Ténèbres et
Lumières
NOUVEAUX SOUVENIRS
DE MATHILDA WREDE
Veljelä.
Bien loin là-bas, en Carélie,
Mathilda Wrede possédait depuis plusieurs
années une petite propriété.
Elle en avait fait l'acquisition, afin de procurer
réconfort et secours, travail et
espérance à un ancien détenu
fort malheureux. jeune homme, bien doué et
revenu à de nobles sentiments, il
était hanté par la pensée du
suicide; il avait perdu la foi en la vie, en
lui-même et en Dieu, ainsi qu'il l'avoua plus
tard lui-même. Mathilda Wrede avait
sauvé du naufrage son existence et sa vie
intérieure. Devenu très timoré
après sa libération, il avait choisi,
lui-même, spontanément, pour y
demeurer, ce coin de terre dans la Carélie
orientale. Elle-même y séjournait
volontiers, pour la nature très
particulière de cette contrée et sa
désolation qui l'attiraient
irrésistiblement.
Au cours d'un des étés
qu'elle y passa, elle avait pris l'habitude de se
lever avant l'aube et de se mettre au balcon. Dans
la clarté de la nuit, derrière le lac
de Jänisjärvi, les hauteurs couvertes de
forêts de Soanlahti étaient
baignées de la merveilleuse lumière
teintée de rose, du soleil qui allait
paraître.
L'astre qui répand la vie en
réchauffant l'atmosphère, montait
toujours plus haut et Mathilda se tenait là,
les bras ouverts, toute prête à
accueillir le jour naissant : « Dieu
Tout-Puissant, toi, la lumière du monde,
toi, qui éclaires et réchauffes aussi
ma vie de part en part, permets que le soleil, qui
est Ton image, le soleil, qui se lève sur le
monde à cette heure, consume toute haine et
toute pensée de vengeance, afin que l'amour
règne seul !» Après avoir
envoyé dans le monde cette prière
matinale avec le soleil qui le baignait de ses
premiers rayons, Mathilda retournait dormir encore
un peu.
Le matin, déjà de très
bonne heure, commençait le va-et-vient de
ses protégés. L'un désirait un
secours matériel, tandis qu'un autre avait
soif de Dieu et cherchait un guide pour le
conduire.
Un jour, tandis que Mathilda
était occupée dans son jardin
potager, à arracher des oignons et des
carottes, elle aperçut un homme
âgé, en guenilles, au visage
émacié et borgne, qu'elle engagea
à entrer dans la maison. Mais, il restait
discrètement sur le seuil.
- Je vous en prie, ne craignez pas
d'approcher, lui dit-elle.
- La place du mendiant est au seuil
de la porte, répondit l'homme.
- La place de mon hôte est ici
près de moi. Entrez, mettez-vous à
table nous boirons du café.
- Du café ! il y a bien
longtemps que je n'en ai plus goûté,
répliqua le vieillard, dont le
visage rayonnait de
contentement. (On était alors en 1917,
à l'époque de la famine.)
- Que c'est bon ! ajouta-t-il,
après avoir absorbé silencieusement
plusieurs tasses du fumant breuvage.
Puis il posa sa grosse main toute
sale sur l'épaule de Mathilda et continua
:
- Écoute donc, ne veux-tu pas
me donner un peu de café dans une bouteille
pour que je puisse l'emporter à la maison ?

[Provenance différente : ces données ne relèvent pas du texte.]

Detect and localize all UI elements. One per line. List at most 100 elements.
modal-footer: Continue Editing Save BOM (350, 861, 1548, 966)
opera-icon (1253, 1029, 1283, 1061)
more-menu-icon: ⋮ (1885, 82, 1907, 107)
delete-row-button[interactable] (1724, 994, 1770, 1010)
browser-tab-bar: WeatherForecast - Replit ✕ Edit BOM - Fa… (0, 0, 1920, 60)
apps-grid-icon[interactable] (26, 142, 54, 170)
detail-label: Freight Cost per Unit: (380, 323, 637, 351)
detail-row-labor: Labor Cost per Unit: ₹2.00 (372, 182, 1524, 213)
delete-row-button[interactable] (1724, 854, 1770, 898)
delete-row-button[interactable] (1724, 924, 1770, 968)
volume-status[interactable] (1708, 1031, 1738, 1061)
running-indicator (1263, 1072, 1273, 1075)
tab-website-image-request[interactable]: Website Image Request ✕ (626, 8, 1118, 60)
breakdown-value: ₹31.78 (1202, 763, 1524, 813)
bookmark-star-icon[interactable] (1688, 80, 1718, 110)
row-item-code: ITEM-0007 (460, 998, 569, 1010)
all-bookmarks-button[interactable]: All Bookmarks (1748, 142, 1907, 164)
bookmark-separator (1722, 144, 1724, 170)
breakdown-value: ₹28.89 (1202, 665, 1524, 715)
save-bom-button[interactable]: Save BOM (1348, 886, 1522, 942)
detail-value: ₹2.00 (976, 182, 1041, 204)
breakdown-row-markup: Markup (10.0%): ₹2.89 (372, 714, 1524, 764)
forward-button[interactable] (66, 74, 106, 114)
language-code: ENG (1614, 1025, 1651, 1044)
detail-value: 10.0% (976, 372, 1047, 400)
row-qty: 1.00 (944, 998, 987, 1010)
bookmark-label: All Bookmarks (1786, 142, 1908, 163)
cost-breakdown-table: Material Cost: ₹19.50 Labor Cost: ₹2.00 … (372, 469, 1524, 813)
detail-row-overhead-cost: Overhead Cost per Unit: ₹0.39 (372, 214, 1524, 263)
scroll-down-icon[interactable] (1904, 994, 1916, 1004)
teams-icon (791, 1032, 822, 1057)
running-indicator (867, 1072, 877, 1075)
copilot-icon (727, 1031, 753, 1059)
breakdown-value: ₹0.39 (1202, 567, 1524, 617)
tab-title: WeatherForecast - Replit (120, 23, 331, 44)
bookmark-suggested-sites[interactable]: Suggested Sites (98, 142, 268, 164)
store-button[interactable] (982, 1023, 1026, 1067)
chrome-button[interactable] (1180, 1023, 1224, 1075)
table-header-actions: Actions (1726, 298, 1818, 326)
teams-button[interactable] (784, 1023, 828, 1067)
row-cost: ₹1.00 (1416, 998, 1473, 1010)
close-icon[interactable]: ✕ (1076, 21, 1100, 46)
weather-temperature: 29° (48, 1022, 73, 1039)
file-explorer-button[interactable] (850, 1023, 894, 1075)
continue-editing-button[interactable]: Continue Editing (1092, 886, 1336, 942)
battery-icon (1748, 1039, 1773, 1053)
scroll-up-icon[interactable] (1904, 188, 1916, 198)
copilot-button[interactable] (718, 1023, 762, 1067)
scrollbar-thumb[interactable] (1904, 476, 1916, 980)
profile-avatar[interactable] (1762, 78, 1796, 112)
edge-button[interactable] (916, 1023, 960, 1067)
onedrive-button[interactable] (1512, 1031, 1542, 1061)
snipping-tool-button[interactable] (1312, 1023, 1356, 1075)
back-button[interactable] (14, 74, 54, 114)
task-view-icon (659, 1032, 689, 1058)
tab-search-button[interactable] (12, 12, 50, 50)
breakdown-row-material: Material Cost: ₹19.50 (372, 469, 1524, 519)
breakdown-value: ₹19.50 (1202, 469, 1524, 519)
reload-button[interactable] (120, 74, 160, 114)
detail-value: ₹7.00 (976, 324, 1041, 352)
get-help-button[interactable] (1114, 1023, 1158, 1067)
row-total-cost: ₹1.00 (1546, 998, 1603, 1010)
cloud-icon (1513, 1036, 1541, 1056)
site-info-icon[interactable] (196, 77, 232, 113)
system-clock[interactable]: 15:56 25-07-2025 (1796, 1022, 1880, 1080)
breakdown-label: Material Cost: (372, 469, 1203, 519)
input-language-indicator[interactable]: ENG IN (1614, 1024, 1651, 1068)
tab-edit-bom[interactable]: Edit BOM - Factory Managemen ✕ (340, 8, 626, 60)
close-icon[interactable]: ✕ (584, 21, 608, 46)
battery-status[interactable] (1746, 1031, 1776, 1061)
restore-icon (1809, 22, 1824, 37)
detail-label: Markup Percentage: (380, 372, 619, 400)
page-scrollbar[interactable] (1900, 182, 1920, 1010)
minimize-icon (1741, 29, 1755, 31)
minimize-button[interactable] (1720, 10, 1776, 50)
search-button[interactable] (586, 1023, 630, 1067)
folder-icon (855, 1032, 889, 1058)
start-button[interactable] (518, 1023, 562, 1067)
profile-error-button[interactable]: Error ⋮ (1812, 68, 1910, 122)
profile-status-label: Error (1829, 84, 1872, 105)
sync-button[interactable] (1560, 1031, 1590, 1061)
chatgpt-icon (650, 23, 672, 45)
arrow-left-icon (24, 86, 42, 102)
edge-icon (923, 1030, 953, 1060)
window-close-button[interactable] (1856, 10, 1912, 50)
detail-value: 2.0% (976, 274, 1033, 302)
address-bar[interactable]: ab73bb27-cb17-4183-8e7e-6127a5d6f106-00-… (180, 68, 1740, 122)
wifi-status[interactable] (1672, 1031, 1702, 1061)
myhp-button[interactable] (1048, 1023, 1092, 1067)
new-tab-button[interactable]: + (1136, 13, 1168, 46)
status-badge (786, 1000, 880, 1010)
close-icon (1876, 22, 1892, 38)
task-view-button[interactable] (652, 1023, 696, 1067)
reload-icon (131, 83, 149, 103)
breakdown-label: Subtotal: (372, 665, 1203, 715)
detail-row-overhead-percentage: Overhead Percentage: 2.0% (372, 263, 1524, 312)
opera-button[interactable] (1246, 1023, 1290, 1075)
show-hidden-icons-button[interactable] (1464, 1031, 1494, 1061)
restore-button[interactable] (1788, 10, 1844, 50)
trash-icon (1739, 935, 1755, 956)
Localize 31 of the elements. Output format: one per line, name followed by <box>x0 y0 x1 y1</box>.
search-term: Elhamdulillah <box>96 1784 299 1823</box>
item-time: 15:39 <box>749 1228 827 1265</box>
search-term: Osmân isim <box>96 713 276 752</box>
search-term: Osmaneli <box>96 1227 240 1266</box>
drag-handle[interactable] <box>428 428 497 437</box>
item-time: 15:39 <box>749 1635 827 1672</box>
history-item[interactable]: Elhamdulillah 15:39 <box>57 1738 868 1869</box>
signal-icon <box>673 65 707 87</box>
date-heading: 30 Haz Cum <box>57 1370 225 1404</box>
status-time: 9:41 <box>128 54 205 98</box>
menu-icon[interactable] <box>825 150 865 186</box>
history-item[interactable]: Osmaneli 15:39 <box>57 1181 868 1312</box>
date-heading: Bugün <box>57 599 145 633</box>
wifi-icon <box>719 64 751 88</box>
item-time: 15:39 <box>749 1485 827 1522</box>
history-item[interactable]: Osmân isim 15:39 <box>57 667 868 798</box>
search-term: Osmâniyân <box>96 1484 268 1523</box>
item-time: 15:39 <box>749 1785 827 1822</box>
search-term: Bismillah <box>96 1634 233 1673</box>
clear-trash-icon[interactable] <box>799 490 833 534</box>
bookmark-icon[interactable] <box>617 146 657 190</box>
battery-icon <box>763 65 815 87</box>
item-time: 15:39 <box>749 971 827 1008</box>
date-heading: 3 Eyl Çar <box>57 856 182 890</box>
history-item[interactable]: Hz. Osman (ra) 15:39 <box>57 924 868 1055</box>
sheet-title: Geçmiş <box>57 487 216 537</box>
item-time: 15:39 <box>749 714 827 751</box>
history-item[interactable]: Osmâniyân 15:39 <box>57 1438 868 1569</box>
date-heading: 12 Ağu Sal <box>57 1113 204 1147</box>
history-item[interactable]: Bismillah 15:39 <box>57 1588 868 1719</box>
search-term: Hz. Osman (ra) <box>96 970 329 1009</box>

Ma vieille en boirait très volontiers, elle
qui en est privée depuis bien des mois. Elle
serait si contente d'en avoir une
goutte.
- Non, mon ami, je ne veux pas vous
donner du café dans une bouteille, fut la
réponse qui désappointa fort le vieil
homme, mais que diriez-vous, si je vous en donnais
quelques grains dans une boîte ? Vous
pourriez le rôtir et en savourer tous deux
l'arôme délicieux. Puis, vous le
prépareriez et le boiriez !
Là-dessus, elle prit une
boîte, dans laquelle passa la plus grande
partie de sa provision et elle la tendit au vieil
homme, qui était hors de lui de joie. Il se
leva, la serra dans ses bras et lui dit, en
sanglotant
- Écoute ! tu es bien
gentille !
Ils s'assirent et Mathilda
commença à parler à ce
vieillard de Dieu et de la vie éternelle.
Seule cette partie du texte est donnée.